Rabies Bait Distribution to Begin This Week on Cape Cod

HYANNIS – Efforts to keep raccoon rabies off Cape Cod continue as the spring baiting program begins this week.

The U.S. Department of Agriculture’s Wildlife Services and the Cape Cod Rabies Task Force will begin distributing oral rabies vaccine in bait stations and by hand west of the Cape Cod Canal in Plymouth, Kingston, Carver, Middleboro, Rochester, Marion, Wareham and mainland Bourne and Sandwich.

Several organizations will work to distribute the vaccinations in 48 bait stations west of the canal and by hand in wooded areas along roadways.

The following week, bait stations will begin to be filled west of the Cape Cod Canal from Bourne through Barnstable.

The Oral Rabies Vaccine Program has been successful, according to coordinator of the Cape Cod Rabies Program Brian Bjorklund.

 “Over the past five years we have not had a single documented case of raccoon variant rabies east of the Cape Cod Canal,” Bjorklund said.

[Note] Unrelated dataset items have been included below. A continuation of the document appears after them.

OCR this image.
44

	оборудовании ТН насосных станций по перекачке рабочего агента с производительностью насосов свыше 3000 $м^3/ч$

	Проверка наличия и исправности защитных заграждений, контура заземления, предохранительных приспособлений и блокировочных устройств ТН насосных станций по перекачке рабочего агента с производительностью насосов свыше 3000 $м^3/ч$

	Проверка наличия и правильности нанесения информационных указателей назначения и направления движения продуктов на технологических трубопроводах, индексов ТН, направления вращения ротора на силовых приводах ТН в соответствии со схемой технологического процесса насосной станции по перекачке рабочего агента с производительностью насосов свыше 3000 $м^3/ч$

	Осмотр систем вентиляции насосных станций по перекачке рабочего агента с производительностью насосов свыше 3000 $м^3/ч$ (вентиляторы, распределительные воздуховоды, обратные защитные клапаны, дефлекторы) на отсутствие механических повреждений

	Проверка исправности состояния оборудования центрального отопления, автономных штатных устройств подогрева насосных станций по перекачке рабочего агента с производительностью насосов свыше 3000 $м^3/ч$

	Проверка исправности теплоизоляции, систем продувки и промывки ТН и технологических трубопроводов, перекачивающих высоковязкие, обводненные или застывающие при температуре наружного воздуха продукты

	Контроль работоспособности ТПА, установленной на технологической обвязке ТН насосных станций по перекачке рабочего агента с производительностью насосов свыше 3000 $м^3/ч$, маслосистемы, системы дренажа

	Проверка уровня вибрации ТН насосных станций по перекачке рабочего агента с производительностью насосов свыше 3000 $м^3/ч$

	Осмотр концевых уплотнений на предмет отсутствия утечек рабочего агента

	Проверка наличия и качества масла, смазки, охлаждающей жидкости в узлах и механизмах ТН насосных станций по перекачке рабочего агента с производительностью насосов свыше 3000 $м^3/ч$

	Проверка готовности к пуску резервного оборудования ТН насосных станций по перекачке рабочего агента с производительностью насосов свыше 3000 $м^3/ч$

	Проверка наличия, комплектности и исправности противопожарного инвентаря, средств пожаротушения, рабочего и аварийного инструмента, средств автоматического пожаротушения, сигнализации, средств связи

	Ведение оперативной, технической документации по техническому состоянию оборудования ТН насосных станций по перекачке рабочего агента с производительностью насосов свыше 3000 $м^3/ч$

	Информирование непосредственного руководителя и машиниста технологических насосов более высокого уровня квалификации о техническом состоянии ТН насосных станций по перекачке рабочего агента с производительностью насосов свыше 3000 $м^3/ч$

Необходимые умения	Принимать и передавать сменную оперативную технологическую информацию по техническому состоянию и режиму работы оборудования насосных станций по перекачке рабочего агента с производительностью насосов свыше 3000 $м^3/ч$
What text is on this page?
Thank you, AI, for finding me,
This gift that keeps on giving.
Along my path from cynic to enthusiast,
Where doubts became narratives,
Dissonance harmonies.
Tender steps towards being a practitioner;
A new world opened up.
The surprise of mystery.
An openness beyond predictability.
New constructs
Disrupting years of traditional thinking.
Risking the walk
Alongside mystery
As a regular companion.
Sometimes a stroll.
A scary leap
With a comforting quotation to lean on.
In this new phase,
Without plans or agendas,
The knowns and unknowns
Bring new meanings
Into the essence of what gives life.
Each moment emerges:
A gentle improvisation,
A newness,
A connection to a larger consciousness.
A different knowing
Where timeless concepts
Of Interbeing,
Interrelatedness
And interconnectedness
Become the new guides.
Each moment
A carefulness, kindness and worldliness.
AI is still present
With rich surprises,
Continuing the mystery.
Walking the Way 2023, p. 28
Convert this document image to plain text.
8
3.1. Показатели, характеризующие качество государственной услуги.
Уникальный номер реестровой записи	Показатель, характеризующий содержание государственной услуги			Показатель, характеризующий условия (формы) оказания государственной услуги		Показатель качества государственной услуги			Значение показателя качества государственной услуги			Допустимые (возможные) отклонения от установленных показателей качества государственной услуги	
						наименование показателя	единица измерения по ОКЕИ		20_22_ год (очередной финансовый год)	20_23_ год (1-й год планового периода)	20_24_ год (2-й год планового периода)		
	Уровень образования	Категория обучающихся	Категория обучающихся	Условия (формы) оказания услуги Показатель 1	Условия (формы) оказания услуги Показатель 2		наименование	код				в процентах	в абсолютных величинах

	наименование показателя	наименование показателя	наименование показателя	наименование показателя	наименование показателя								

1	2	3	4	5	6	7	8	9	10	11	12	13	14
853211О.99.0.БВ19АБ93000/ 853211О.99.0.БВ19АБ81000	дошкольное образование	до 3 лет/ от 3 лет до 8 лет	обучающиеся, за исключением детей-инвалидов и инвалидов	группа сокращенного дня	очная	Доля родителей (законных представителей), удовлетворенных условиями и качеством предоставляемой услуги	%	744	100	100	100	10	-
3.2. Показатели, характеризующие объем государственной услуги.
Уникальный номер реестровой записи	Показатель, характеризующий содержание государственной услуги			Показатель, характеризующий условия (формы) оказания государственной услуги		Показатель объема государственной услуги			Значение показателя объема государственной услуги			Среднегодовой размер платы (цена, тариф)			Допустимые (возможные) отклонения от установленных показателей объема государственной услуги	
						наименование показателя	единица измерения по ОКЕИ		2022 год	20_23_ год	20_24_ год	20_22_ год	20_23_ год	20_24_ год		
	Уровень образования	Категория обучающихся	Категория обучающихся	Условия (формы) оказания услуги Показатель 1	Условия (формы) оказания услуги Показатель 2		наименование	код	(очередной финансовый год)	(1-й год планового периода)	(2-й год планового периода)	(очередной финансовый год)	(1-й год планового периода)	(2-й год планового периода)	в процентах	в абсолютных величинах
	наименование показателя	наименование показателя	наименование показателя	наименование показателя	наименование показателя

The first case of raccoon rabies was discovered on Cape Cod in 2004 and quickly spread all the way to Provincetown by 2006.

There has not been a case of raccoon rabies east of Yarmouth since 2008 and there has not been a positive case on the Cape since 2013, in Hyannis.

The baiting continues to move west as it stretched into West Yarmouth last fall.

Anyone that finds a rabies vaccine or bait package is asked to use a glove or towel to pick it up and toss it into the woods where children and pets can’t get to it. If there is no suitable wooded area to put the bait, it should be disposed of in the trash.

“The baits are not harmful to people or pets, generally,” Bjorklund said. “If a pet were to consume a bait, the worst that we’ve seen is an upset stomach from the richness and fattiness of the fishmeal coating.”

Hands should be washed thoroughly after a bait is handled.

If a pet has eaten or had contact with a bait is should be reported to the Department of Public Health at 617-983-6800. The reported information is used to let those who distributing the baits know that the baits may have not reached their targeted area.

Although it has been five years without a case of raccoon variant rabies on Cape Cod there are still instances of bat variant rabies.

“It occurs pretty much worldwide,” Bjorklund said. “There is currently no effective way to vaccinate populations of bats, but there are researchers and scientists who are looking into that and trying to figure out how to effectively vaccinate those populations as well.”

There was a documented case of bat rabies in Harwich a few years ago.